Gli anni del bipolarismo, hanno coinciso con i
quasi vent’anni del berlusconismo.
Risultato?
Nulla, nel senso che il sistema bipolare ha
funzionato solo in teoria, se lo
giudichiamo esclusivamente guardando ai numeri, che sempre in teoria ci sono
stati a favore dei governi Berlusconi, che hanno usufruito di maggioranze bulgare
fino al 60%.
È nell’esperienza di tutti noi, però, il
sostanziale fallimento di questo sistema, perché pur con maggioranze bulgare,
questi governi non hanno combinato praticamente nulla di sostanziale se non
vivacchiare.
Questa è la dimostrazione, che il grado di
democrazia o di funzionalità di un regime politico non sta tanto nelle alchimie
delle leggi elettorali o della architettura costituzionale, ma sta nella
cultura politica e nel livello di partecipazione della gente.
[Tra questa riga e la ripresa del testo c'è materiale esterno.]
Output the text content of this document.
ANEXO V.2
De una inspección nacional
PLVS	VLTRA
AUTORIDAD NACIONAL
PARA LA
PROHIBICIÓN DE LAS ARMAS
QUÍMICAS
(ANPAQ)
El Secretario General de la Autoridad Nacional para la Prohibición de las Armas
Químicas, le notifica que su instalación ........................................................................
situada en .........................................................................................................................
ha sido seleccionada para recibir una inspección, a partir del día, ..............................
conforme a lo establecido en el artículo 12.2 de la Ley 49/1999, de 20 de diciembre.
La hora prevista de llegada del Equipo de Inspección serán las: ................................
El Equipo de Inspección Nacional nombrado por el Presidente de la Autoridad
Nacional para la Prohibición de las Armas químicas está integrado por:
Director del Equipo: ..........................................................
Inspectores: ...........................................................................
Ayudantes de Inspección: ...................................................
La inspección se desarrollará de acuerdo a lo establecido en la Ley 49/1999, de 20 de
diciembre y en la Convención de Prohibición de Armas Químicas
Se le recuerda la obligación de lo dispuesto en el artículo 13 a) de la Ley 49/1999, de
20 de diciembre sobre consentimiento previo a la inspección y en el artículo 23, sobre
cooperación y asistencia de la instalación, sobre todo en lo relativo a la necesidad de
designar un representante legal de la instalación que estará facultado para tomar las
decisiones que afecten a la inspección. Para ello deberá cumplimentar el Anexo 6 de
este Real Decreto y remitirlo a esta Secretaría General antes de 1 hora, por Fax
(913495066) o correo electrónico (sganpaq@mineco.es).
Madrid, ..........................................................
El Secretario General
C’è una democrazia forte esclusivamente dove la
gente ha l’abitudine di associarsi per raggiungere degli scopi : questo è un
assioma fondamentale, assolutamente pacifico nel campo della scienza politica.
Si è detto dunque, che ci sarebbe una necessità e
una giustificazione obiettiva nel mettere mano a una riforma costituzionale,
che consentisse di dare ai governi una maggiore stabilità e una maggiore
funzionalità.
E questo sta bene.
Non sta bene affatto, ed anzi è al limite del
ridicolo, che si pensi di fare riscrivere la costituzione stravolgendo
completamente l’equilibrio dei poteri esistente dal governo più scombinato
della storia repubblicana.
Scombinato, perché tenuto insieme da due forze
politiche, che rappresentano ognuna un terzo dell’elettorato e che sono state
elette dopo avere giurato ai propri elettori che mai e poi mai si sarebbero
alleati l’una con l’altra, ritenendo di essere forze politiche assolutamente
alternative l’una all’altra.
Questo stranissimo governo Letta ha trascorso la
metà del periodo dei famosi 100 giorni, che vengono indicati come il periodo,
che normalmente l’elettorato concede a dei nuovi governanti perché realizzino
le riforme più significative del loro programma.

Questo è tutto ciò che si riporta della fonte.